Titolo della tesi: Performance-Based Design of Integrated Building Systems
As a result of global warming and climate change, natural disasters occur more frequently around the world. In Italy, earthquakes, floods, and volcanic eruptions are a continuous threat to social stability. In particular, the socio-economic impact of moderate-to-strong earthquakes and requirement for low embodied carbon buildings have further highlighted the urgent need to enhance community resilience and upgrade the national building stock. A new prototype of high-performance building, relying on advanced seismic and energy efficiency concepts, is needed to satisfy the societal expectations of engineered seismic performance and to build up a sustainable building portfolio.
Within this context, many research studies have been carried out to better investigate the seismic performance of buildings, mainly focusing on structural systems while often neglecting the high seismic vulnerability of non-structural components. Whereas, economic seismic losses associated with non-structural damage are usually larger when compared to the structural skeleton. Moreover, these components can compromise the functionality and operability of the building even for low-intensity seismic events. Therefore, the current performance-based seismic design should more explicitly focus on the development of an integrated design approach involving the performance of the overall building system, including skeleton, architectural elements (e.g. facades, internal partitions and ceilings), equipment and building contents. Nevertheless, advanced seismic design methodologies as well as more reliable analytical/numerical procedures should be more often considered to design/assess the overall building system.
In addition to advanced design methodologies, damage-mitigation technologies should be implemented to reduce the seismic risk of modern buildings. Following this goal, research efforts have been made in recent years to develop innovative low-damage technologies for both structural and non-structural components. The final aim is to design a cost-affordable integrated “earthquake proof” building system, thus setting a new high-performance building standard. Furthermore, the increasingly demand for low embodied carbon buildings is moving the interest on the environmental sustainability, representing a key aspect in new building design as per EU regulation. For this reason, a paradigm shift is required in terms of advanced technologies for the overall building to define energy efficient, safer and resilient systems.
Considering the previous background, this Thesis firstly aims to raise awareness on the seismic potential of high-performance integrated structural/non-structural building systems.
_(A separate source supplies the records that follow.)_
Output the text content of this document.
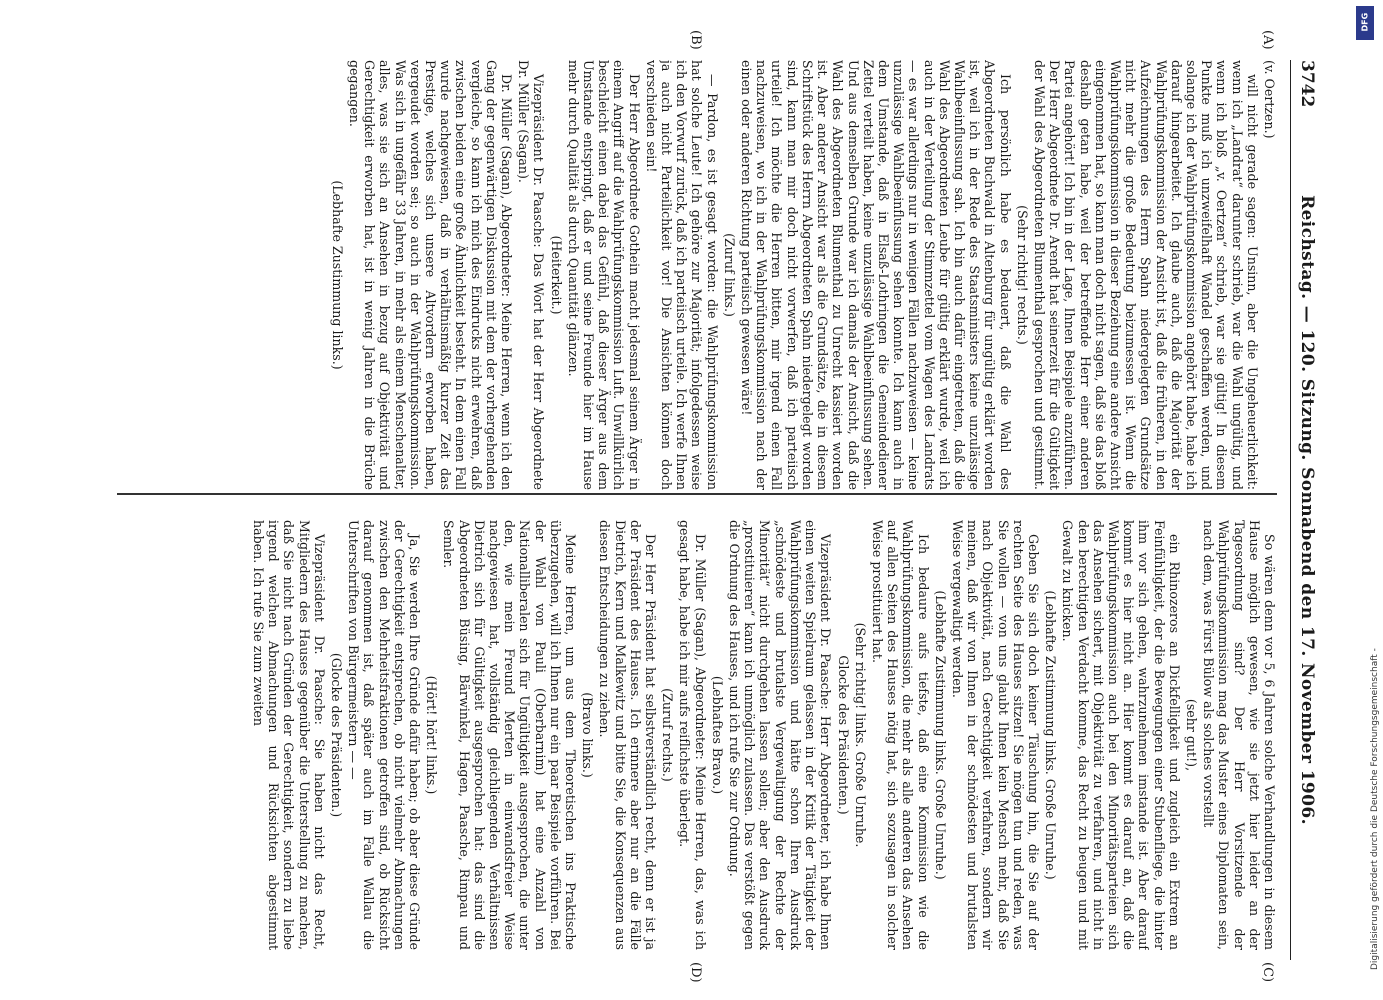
3742
Reichstag. — 120. Sitzung. Sonnabend den 17. November 1906.
(A)
(B)
(C)
(D)

(v. Oertzen.)

will nicht gerade sagen: Unsinn, aber die Ungeheuerlichkeit: wenn ich „Landrat“ darunter schrieb, war die Wahl ungültig, und wenn ich bloß „v. Oertzen“ schrieb, war sie gültig! In diesem Punkte muß ich unzweifelhaft Wandel geschaffen werden, und solange ich der Wahlprüfungskommission angehört habe, habe ich darauf hingearbeitet. Ich glaube auch, daß die Majorität der Wahlprüfungskommission der Ansicht ist, daß die früheren, in den Aufzeichnungen des Herrn Spahn niedergelegten Grundsätze nicht mehr die große Bedeutung beizumessen ist. Wenn die Wahlprüfungskommission in dieser Beziehung eine andere Ansicht eingenommen hat, so kann man doch nicht sagen, daß sie das bloß deshalb getan habe, weil der betreffende Herr einer anderen Partei angehört! Ich bin in der Lage, Ihnen Beispiele anzuführen. Der Herr Abgeordnete Dr. Arendt hat seinerzeit für die Gültigkeit der Wahl des Abgeordneten Blumenthal gesprochen und gestimmt.

(Sehr richtig! rechts.)

Ich persönlich habe es bedauert, daß die Wahl des Abgeordneten Buchwald in Altenburg für ungültig erklärt worden ist, weil ich in der Rede des Staatsministers keine unzulässige Wahlbeeinflussung sah. Ich bin auch dafür eingetreten, daß die Wahl des Abgeordneten Leube für gültig erklärt wurde, weil ich auch in der Verteilung der Stimmzettel vom Wagen des Landrats — es war allerdings nur in wenigen Fällen nachzuweisen — keine unzulässige Wahlbeeinflussung sehen konnte. Ich kann auch in dem Umstande, daß in Elsaß-Lothringen die Gemeindediener Zettel verteilt haben, keine unzulässige Wahlbeeinflussung sehen. Und aus demselben Grunde war ich damals der Ansicht, daß die Wahl des Abgeordneten Blumenthal zu Unrecht kassiert worden ist. Aber anderer Ansicht war als die Grundsätze, die in diesem Schriftstück des Herrn Abgeordneten Spahn niedergelegt worden sind, kann man mir doch nicht vorwerfen, daß ich parteiisch urteile! Ich möchte die Herren bitten, mir irgend einen Fall nachzuweisen, wo ich in der Wahlprüfungskommission nach der einen oder anderen Richtung parteiisch gewesen wäre!

(Zuruf links.)

— Pardon, es ist gesagt worden: die Wahlprüfungskommission hat solche Leute! Ich gehöre zur Majorität; infolgedessen weise ich den Vorwurf zurück, daß ich parteiisch urteile. Ich werfe Ihnen ja auch nicht Parteilichkeit vor! Die Ansichten können doch verschieden sein!

Der Herr Abgeordnete Gothein macht jedesmal seinem Ärger in einem Angriff auf die Wahlprüfungskommission Luft. Unwillkürlich beschleicht einen dabei das Gefühl, daß dieser Ärger aus dem Umstande entspringt, daß er und seine Freunde hier im Hause mehr durch Qualität als durch Quantität glänzen.

(Heiterkeit.)

Vizepräsident Dr. Paasche: Das Wort hat der Herr Abgeordnete Dr. Müller (Sagan).

Dr. Müller (Sagan), Abgeordneter: Meine Herren, wenn ich den Gang der gegenwärtigen Diskussion mit dem der vorhergehenden vergleiche, so kann ich mich des Eindrucks nicht erwehren, daß zwischen beiden eine große Ähnlichkeit besteht. In dem einen Fall wurde nachgewiesen, daß in verhältnismäßig kurzer Zeit das Prestige, welches sich unsere Altvordern erworben haben, vergeudet worden sei; so auch in der Wahlprüfungskommission. Was sich in ungefähr 33 Jahren, in mehr als einem Menschenalter, alles, was sie sich an Ansehen in bezug auf Objektivität und Gerechtigkeit erworben hat, ist in wenig Jahren in die Brüche gegangen.

(Lebhafte Zustimmung links.)

So wären denn vor 5, 6 Jahren solche Verhandlungen in diesem Hause möglich gewesen, wie sie jetzt hier leider an der Tagesordnung sind? Der Herr Vorsitzende der Wahlprüfungskommission mag das Muster eines Diplomaten sein, nach dem, was Fürst Bülow als solches vorstellt

(sehr gut!),

ein Rhinozeros an Dickfelligkeit und zugleich ein Extrem an Feinfühligkeit, der die Bewegungen einer Stubenfliege, die hinter ihm vor sich gehen, wahrzunehmen imstande ist. Aber darauf kommt es hier nicht an. Hier kommt es darauf an, daß die Wahlprüfungskommission auch bei den Minoritätsparteien sich das Ansehen sichert, mit Objektivität zu verfahren, und nicht in den berechtigten Verdacht komme, das Recht zu beugen und mit Gewalt zu knicken.

(Lebhafte Zustimmung links. Große Unruhe.)

Geben Sie sich doch keiner Täuschung hin, die Sie auf der rechten Seite des Hauses sitzen! Sie mögen tun und reden, was Sie wollen — von uns glaubt Ihnen kein Mensch mehr, daß Sie nach Objektivität, nach Gerechtigkeit verfahren, sondern wir meinen, daß wir von Ihnen in der schnödesten und brutalsten Weise vergewaltigt werden.

(Lebhafte Zustimmung links. Große Unruhe.)

Ich bedaure aufs tiefste, daß eine Kommission wie die Wahlprüfungskommission, die mehr als alle anderen das Ansehen auf allen Seiten des Hauses nötig hat, sich sozusagen in solcher Weise prostituiert hat.

(Sehr richtig! links. Große Unruhe.

Glocke des Präsidenten.)

Vizepräsident Dr. Paasche: Herr Abgeordneter, ich habe Ihnen einen weiten Spielraum gelassen in der Kritik der Tätigkeit der Wahlprüfungskommission und hätte schon Ihren Ausdruck „schnödeste und brutalste Vergewaltigung der Rechte der Minorität“ nicht durchgehen lassen sollen; aber den Ausdruck „prostituieren“ kann ich unmöglich zulassen. Das verstößt gegen die Ordnung des Hauses, und ich rufe Sie zur Ordnung.

(Lebhaftes Bravo.)

Dr. Müller (Sagan), Abgeordneter: Meine Herren, das, was ich gesagt habe, habe ich mir aufs reiflichste überlegt.

(Zuruf rechts.)

Der Herr Präsident hat selbstverständlich recht, denn er ist ja der Präsident des Hauses. Ich erinnere aber nur an die Fälle Dietrich, Kern und Malkewitz und bitte Sie, die Konsequenzen aus diesen Entscheidungen zu ziehen.

(Bravo links.)

Meine Herren, um aus dem Theoretischen ins Praktische überzugehen, will ich Ihnen nur ein paar Beispiele vorführen. Bei der Wahl von Pauli (Oberbarnim) hat eine Anzahl von Nationalliberalen sich für Ungültigkeit ausgesprochen, die unter den, wie mein Freund Merten in einwandsfreier Weise nachgewiesen hat, vollständig gleichliegenden Verhältnissen Dietrich sich für Gültigkeit ausgesprochen hat: das sind die Abgeordneten Büsing, Bärwinkel, Hagen, Paasche, Rimpau und Semler.

(Hört! hört! links.)

Ja, Sie werden Ihre Gründe dafür haben; ob aber diese Gründe der Gerechtigkeit entsprechen, ob nicht vielmehr Abmachungen zwischen den Mehrheitsfraktionen getroffen sind, ob Rücksicht darauf genommen ist, daß später auch im Falle Wallau die Unterschriften von Bürgermeistern — —

(Glocke des Präsidenten.)

Vizepräsident Dr. Paasche: Sie haben nicht das Recht, Mitgliedern des Hauses gegenüber die Unterstellung zu machen, daß Sie nicht nach Gründen der Gerechtigkeit, sondern zu liebe irgend welchen Abmachungen und Rücksichten abgestimmt haben. Ich rufe Sie zum zweiten

DFG
Digitalisierung gefördert durch die Deutsche Forschungsgemeinschaft -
Experimental shake-table seismic tests on a half-scale timber-concrete low-damage structure, including facades and partitions, have been carried out to prove the high efficiency of such solution. An overview of the full experimental campaign, comprising the design of the test specimen, construction phases, the instrumentation plan and preliminary experimental results, is provided. The development of a 3D lumped-plasticity numerical model describing the non-linear behavior of the test specimen is then presented and analytical vs. numerical vs. experimental comparisons are carried out to prove the reliability of the specimen design methodology as well as the capacity of capturing the high performance of the structure.
The Thesis also highlights the cost/performance benefits due to the implementation of such technologies, as well as advanced design methodologies, when compared to traditional design systems and code-compliant methods. Analytical/numerical, parametric and probabilistic, seismic analyses and loss assessments, based on the rigorous Performance-Based Earthquake Engineering (PBEE) methodology, have thus been developed. The weakness of the current code-based design approach, leading to uncontrollable and less reliable results, while the resilience of the integrated low-damage solution is proved. The study has been carried out through the implementation of a Python-based workflow able to automatize the seismic design, loss assessment (non-linear static and dynamic approach) and fragility analysis (Bayesian Cloud).
Finally, the Thesis presents a novel probabilistic-based assessment to evaluate the integrated seismic and energy losses as well as to derive fragility curves for the energy performance. These assessment procedures provide more reliable estimations of the building performance and might be adopted as supporting tool when making investments decisions for both new buildings and retrofit/refurbishment of existing structures.